An agent talks intelligently about dialect and language in historical fiction. I can think of some counter examples to his point, books where dialect is used to immerse the reader in a world with no seams showing, but I think he’s right overall. For my book, Hand of Fire, where I had to have my characters speak in English not their native Luwian and/or Mycenaean Greek (so many readers who could have enjoyed a book in Luwian!!!), it was a question of neutral contemporary English. I had to avoid words and phrases that say “21st C.” Short, smart post by Josh Getzler. Link here

3 thoughts on “Weekly Roundup of History, Archaeology and Writing Wisdom May 3-9”
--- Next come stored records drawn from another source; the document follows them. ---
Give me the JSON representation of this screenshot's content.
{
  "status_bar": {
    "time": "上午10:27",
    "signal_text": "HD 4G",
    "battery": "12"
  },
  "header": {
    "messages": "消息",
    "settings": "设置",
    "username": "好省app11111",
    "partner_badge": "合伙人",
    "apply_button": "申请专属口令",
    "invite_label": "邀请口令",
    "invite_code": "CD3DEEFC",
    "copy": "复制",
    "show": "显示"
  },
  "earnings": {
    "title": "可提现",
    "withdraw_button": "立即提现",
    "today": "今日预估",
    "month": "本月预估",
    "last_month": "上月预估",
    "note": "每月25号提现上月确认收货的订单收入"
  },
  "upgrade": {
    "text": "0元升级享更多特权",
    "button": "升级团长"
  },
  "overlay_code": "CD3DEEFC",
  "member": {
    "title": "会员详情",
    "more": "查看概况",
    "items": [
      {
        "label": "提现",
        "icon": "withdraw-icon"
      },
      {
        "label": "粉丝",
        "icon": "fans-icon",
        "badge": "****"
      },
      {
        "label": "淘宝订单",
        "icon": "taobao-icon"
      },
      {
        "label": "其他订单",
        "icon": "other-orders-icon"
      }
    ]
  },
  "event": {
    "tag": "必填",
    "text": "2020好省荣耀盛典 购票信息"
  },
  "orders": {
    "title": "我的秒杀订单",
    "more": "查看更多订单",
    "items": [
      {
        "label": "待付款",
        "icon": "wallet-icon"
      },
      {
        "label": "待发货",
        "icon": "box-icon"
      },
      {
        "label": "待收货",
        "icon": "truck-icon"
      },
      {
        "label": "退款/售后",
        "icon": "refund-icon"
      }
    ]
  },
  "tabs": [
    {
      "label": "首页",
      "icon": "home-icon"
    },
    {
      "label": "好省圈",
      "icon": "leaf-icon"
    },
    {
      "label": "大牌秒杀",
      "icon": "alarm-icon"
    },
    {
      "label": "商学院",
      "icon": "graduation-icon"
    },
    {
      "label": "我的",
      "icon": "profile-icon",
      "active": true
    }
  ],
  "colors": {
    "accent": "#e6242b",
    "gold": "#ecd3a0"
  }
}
  1. Judith, point taken about Luwian and Mycenaean – my own equivalent would be proto-Canaanite and Egyptian. However a lot of books I have read and enjoyed use differences in language to signal social or cultural identity, ie deliberately to highlight differences. I think this is the point you are making about immersive dialect. Seems to me Josh’s point is far too generalised to be very useful. It’s hard to make a case to avoid obvious 21st century phrasing without having something positive to put in its place, and this very rapidly goes into value judgements, I think.

    1. Good points, Richard. I did have to develop my own system of syntactical errors that different classes of people made. It’s tricky not to make people sound like some recognizable ethnic group (like Irish) when trying to create “social class” in dialect for a world as distant and non-English speaking as I work in (or you, clearly). I chose certain verb errors and subtle things that mark some of my characters as “uneducated” although that’s a pretty meaningless term in this context. I also chose characteristic patterns and phrases they used, but not to excess or it’s annoying. So yes, Josh’s article is a bit oversimplified in some ways. I had an entire self-produced lexicon for Achilles that I constantly referred to as I made his language sound like it rises from the sea.